Medicaid has a carve out for duragesic...a fairly expensive drug, approx 700/month...the intrathecal drug cost for a patient with a limited life expectancy would be substantially less....40 cc pump with 2-3 refills
additionally, the cost of the pump is artificially high.....
the technology is over 20 years old/and minimal design changes....I'm sure the manufacturing processes have paid for themselves by now. So, the company has to only worry about the variable costs of the pump components and the expenses of running the factory....so, why does it still cost 20, 000 dollars? I would wager that a price of 1000-1500/pump would still be profitable for the company; then factor in OR time....then compare these costs to untreated pain/repeat hospitalizations for standard opioids
so if costs were realistic, pumps could be competitively priced
as far as interventional pain for cancer, there is a widespread belief that some procedures may prolong life...there was a paper out of Hopkins by Lillemoe (intra-op celiac plexus) in the early 1990s...I believe in interventional pain for cancer./life prolongation (my bias out in the open)..but we must pay respect to arguably the best RCT in interventional pain by GY Wong, which debunks this myth....yet again, EBM is the party pooper. I will still offer the NCPB for this population of patients, barring contraindications.
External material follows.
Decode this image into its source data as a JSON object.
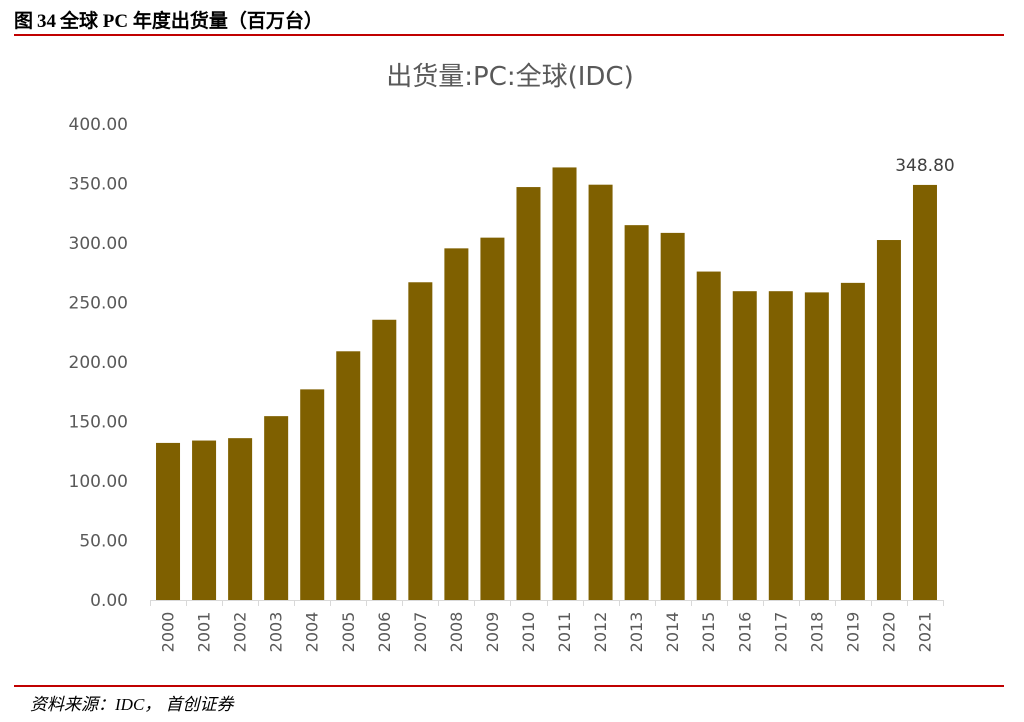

Don't get depressed....but, if the holy grail (NCPB for pancreatic cancer) of interventional pain can't beat EBM...I don't know what will be in store for us
Vol. 291 No. 9, March 3, 2004 Featured Link
Effect of Neurolytic Celiac Plexus Block on Pain Relief, Quality of Life, and Survival in Patients With Unresectable Pancreatic Cancer
A Randomized Controlled Trial
Gilbert Y. Wong, MD; Darrell R. Schroeder, MS; Paul E. Carns, MD; Jack L. Wilson, MD; David P. Martin, MD, PhD; Michelle O. Kinney, MD; Carlos B. Mantilla, MD, PhD; David O. Warner, MD
JAMA. 2004;291:1092-1099.
Context Pancreatic cancer is an aggressive tumor associated with high mortality. Optimal pain control may improve quality of life (QOL) for these patients.
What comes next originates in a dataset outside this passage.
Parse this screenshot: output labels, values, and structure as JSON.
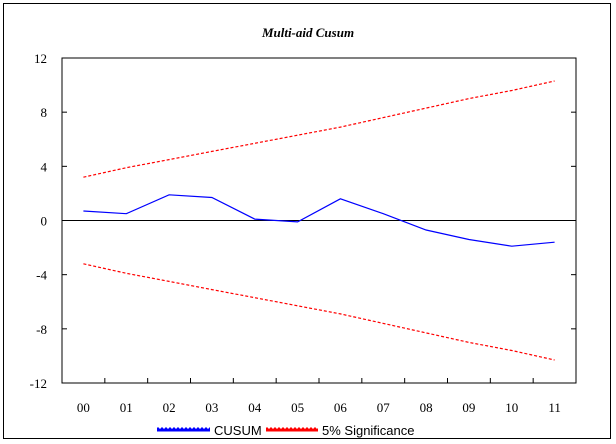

Objective To test the hypothesis that neurolytic celiac plexus block (NCPB) vs opioids alone improves pain relief, QOL, and survival in patients with unresectable pancreatic cancer.
Design, Setting, and Patients Double-blind, randomized clinical trial conducted at Mayo Clinic, Rochester, Minn. Enrolled (October 1997 and January 2001) were 100 eligible patients with unresectable pancreatic cancer experiencing pain. Patients were followed up for at least 1 year or until death.
Intervention Patients were randomly assigned to receive either NCPB or systemic analgesic therapy alone with a sham injection. All patients could receive additional opioids managed by a clinician blinded to the treatment assignment.
Main Outcome Measures Pain intensity (0-10 numerical rating scale), QOL, opioid consumption and related adverse effects, and survival time were assessed weekly by a blinded observer.
Results Mean (SD) baseline pain was 4.4 (1.7) for NCPB vs 4.1 (1.8) for opioids alone. The first week after randomization, pain intensity and QOL scores were improved (pain intensity, P.01 for both groups; QOL, P<.001 for both groups), with a larger decrease in pain for the NCPB group (P = .005). From repeated measures analysis, pain was also lower for NCPB over time (P = .01). However, opioid consumption (P = .93), frequency of opioid adverse effects (all P>.10), and QOL (P = .46) were not significantly different between groups. In the first 6 weeks, fewer NCPB patients reported moderate or severe pain (pain intensity rating of 5/10) vs opioid-only patients (14% vs 40%, P = .005). At 1 year, 16% of NCPB patients and 6% of opioid-only patients were alive. However, survival did not differ significantly between groups (P = .26, proportional hazards regression).
Conclusion Although NCPB improves pain relief in patients with pancreatic cancer vs optimized systemic analgesic therapy alone, it does not affect QOL or survival.